Acceptance is rapidly growing in the United States and the rest of the world, as well. A US independent company pumped its first job, on a long horizontal well in January, another in February and four or five in March. That's an extremely high growth rate in an industry that took 5 years to accept frac packs.
Common sense suggests that, if the cleanup is better, it should last longer; the time between treatments should be longer and this is being proven with results. During its year in the field, the company tried the acid-surfactant treatment on wells in Egypt that went into decline in as little as one week. After treatment, wells in the same area were still producing at consistent rates after six months.

It also tried the treatment on water injection wells. In some of those wells the injection rate is triple the rate of injection in non-treated wells. After nine months, they continue to accept injection rates even after 12 million bbl of water has been injected, while conventionally treated wells in the same area start showing declines after pumping 2 million to 3 million bbl of water.

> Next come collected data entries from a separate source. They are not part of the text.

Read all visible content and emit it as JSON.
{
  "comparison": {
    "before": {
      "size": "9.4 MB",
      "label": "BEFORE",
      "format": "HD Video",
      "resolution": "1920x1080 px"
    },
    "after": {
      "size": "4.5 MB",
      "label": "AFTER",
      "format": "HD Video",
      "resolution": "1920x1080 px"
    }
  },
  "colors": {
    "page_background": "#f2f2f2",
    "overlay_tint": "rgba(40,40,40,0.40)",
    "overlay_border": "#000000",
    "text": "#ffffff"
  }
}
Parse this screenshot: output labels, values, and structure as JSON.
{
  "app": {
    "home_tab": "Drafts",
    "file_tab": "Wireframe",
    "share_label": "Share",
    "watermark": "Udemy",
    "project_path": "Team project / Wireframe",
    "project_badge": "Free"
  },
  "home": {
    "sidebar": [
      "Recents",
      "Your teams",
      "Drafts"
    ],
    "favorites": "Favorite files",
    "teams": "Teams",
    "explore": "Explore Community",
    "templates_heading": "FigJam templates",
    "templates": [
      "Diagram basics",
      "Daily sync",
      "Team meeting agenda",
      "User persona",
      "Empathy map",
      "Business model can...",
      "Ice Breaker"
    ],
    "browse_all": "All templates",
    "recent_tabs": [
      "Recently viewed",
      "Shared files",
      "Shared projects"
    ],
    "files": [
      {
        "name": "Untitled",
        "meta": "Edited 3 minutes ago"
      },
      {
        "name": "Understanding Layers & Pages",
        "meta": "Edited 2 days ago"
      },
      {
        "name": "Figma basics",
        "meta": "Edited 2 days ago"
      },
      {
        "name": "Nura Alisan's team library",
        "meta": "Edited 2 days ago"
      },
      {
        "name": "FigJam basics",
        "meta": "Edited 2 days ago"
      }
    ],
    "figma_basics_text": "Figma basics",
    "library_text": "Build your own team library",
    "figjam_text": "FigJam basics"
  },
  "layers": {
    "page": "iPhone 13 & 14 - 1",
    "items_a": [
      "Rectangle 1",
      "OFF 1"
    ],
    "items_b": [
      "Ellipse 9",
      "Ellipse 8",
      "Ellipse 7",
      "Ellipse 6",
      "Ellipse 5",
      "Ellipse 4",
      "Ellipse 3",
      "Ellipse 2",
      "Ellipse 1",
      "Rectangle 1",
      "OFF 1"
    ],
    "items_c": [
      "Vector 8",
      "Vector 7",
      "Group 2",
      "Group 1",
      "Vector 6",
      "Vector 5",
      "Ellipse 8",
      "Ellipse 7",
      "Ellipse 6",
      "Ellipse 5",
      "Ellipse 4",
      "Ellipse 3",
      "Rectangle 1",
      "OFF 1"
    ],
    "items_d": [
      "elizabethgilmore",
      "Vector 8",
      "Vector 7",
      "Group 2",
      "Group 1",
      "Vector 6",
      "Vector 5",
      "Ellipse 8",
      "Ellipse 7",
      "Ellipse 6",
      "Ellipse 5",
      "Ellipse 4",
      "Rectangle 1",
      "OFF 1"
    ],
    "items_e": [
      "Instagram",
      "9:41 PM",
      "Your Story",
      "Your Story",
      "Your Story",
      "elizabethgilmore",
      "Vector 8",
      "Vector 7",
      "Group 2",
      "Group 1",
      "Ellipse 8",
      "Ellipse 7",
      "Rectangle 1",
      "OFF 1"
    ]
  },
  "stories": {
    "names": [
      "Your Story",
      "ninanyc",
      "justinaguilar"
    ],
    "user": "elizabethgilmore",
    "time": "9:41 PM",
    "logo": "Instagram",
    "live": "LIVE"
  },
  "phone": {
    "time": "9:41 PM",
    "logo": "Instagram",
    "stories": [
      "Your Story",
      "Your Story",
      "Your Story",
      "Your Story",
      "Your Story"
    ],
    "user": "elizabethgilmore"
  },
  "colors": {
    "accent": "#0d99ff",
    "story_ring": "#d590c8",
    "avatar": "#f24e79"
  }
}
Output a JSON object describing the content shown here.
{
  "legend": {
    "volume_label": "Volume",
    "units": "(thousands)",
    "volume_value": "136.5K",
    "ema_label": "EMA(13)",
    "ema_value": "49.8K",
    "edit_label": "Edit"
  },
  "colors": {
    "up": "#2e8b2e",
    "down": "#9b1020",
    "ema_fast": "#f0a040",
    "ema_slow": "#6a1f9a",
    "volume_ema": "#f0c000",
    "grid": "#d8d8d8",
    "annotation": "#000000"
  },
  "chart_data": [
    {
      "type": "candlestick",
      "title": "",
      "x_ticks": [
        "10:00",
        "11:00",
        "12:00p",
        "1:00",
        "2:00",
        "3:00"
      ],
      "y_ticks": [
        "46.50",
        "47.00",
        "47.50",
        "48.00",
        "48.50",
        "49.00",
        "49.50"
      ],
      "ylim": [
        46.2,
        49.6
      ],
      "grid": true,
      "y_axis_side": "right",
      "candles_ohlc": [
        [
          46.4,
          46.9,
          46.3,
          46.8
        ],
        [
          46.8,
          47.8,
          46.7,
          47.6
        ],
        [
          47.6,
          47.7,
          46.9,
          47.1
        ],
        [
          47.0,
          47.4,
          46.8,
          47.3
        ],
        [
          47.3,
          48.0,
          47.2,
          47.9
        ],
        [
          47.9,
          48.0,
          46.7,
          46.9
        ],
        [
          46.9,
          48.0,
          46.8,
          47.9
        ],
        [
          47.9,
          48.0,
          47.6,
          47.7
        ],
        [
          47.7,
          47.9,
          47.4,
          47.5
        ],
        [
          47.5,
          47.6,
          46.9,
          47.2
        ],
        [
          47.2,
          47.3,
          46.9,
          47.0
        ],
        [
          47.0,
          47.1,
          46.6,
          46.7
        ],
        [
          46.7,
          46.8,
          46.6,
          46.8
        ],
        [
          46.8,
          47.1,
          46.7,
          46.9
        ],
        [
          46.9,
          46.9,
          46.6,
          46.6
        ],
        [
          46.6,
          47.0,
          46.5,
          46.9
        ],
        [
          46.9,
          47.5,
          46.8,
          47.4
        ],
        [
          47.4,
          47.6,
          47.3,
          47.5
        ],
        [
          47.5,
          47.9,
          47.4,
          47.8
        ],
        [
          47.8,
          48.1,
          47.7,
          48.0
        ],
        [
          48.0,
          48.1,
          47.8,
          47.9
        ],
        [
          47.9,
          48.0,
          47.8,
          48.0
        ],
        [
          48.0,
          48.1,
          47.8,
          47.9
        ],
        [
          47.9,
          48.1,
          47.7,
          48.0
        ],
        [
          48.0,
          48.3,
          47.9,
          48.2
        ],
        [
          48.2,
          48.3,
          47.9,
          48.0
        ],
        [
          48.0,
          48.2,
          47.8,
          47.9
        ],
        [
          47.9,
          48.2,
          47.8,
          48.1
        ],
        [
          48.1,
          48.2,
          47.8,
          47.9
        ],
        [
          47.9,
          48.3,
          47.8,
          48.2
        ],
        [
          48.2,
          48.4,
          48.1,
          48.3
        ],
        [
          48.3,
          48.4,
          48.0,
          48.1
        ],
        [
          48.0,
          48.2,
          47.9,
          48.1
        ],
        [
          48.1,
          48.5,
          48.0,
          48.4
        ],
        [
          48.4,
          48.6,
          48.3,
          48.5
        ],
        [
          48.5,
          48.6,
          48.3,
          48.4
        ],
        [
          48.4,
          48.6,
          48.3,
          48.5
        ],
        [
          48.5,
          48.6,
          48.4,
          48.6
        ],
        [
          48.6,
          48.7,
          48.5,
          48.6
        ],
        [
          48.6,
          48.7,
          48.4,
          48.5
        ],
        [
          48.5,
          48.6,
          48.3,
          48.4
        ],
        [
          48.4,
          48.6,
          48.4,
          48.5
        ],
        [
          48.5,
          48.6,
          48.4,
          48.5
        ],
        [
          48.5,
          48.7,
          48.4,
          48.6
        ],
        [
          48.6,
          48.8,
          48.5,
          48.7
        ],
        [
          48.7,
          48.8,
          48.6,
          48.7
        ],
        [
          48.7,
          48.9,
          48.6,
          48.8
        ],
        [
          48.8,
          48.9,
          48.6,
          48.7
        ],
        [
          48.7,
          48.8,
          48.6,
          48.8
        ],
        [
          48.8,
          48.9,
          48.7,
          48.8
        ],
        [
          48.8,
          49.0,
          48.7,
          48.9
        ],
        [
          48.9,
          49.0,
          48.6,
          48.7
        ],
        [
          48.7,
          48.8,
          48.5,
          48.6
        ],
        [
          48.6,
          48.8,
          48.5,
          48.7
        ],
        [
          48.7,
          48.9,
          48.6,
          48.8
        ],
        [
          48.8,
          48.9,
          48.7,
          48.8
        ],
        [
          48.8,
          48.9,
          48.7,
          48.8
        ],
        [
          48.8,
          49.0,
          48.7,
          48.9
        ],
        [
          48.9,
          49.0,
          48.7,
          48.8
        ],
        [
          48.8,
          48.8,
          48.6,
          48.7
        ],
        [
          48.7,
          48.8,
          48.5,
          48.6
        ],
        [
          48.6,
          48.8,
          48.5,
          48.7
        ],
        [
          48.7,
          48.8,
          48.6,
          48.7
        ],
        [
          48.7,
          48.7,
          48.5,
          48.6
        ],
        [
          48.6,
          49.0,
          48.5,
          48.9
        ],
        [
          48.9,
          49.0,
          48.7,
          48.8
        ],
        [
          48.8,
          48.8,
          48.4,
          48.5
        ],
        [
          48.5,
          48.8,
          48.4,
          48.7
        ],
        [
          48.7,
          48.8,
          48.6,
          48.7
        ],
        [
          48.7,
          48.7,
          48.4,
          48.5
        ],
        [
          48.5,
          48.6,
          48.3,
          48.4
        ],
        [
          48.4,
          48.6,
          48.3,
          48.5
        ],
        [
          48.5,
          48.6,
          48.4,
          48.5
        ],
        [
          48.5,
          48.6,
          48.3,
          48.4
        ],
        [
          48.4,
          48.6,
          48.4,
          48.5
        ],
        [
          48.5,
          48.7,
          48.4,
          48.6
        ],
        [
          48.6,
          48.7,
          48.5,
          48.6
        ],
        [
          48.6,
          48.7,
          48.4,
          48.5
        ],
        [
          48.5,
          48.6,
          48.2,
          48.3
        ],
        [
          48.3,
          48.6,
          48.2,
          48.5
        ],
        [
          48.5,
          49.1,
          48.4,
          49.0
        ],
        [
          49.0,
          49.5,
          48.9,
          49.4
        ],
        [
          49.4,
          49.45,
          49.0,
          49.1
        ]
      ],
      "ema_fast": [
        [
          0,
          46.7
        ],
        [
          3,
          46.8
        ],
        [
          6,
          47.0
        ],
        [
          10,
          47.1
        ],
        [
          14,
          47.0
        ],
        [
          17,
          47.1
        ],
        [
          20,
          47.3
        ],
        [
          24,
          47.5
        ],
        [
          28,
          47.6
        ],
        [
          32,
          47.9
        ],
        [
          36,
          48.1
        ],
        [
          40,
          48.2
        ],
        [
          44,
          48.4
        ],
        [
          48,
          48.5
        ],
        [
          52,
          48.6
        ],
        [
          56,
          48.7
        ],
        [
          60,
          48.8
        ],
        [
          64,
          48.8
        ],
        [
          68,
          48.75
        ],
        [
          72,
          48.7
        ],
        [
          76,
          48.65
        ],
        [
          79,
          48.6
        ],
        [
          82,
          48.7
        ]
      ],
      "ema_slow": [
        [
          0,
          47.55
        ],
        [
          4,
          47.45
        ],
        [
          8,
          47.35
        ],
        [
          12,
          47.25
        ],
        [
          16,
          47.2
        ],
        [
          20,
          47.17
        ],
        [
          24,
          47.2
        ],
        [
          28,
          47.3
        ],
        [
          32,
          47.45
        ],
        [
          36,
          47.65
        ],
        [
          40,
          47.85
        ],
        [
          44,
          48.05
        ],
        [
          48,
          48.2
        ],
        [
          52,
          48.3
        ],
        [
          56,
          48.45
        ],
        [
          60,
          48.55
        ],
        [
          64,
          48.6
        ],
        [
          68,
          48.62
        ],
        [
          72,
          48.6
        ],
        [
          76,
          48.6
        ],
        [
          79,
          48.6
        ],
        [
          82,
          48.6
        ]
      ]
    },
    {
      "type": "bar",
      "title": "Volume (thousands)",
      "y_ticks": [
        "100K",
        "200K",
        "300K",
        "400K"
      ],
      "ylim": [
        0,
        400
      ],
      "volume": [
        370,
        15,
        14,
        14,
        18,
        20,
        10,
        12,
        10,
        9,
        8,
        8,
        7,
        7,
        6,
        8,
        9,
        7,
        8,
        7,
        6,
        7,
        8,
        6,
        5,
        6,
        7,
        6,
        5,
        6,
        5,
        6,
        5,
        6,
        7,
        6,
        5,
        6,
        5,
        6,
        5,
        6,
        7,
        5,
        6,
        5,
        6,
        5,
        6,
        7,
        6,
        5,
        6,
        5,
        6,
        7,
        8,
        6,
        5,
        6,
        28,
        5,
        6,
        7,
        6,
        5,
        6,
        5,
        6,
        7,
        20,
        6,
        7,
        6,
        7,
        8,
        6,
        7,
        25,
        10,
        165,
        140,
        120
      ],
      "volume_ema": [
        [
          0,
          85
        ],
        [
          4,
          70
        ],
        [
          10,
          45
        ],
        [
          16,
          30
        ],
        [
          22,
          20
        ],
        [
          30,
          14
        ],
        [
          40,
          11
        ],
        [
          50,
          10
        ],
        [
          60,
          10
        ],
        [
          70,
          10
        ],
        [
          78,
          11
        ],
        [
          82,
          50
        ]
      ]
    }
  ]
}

Kuwait's oil company used the acid-surfactant combination to treat some of the flank wells, wells with very heavy oil, that hadn't produced for 6 to 10 years even after several stimulation treatments. The wells started producing again and allowed Kuwait to recalculate its recoverable reserves.
The company has proved the acid-viscoelastic surfactant treatment speeds up recovery, and because it covers more of the producing zones than traditional treatments, it should recover more oil and gas. The treatment has been in the field for only a year, and it's too early to try and predict what additional percentage of hydrocarbons in place might be recoverable.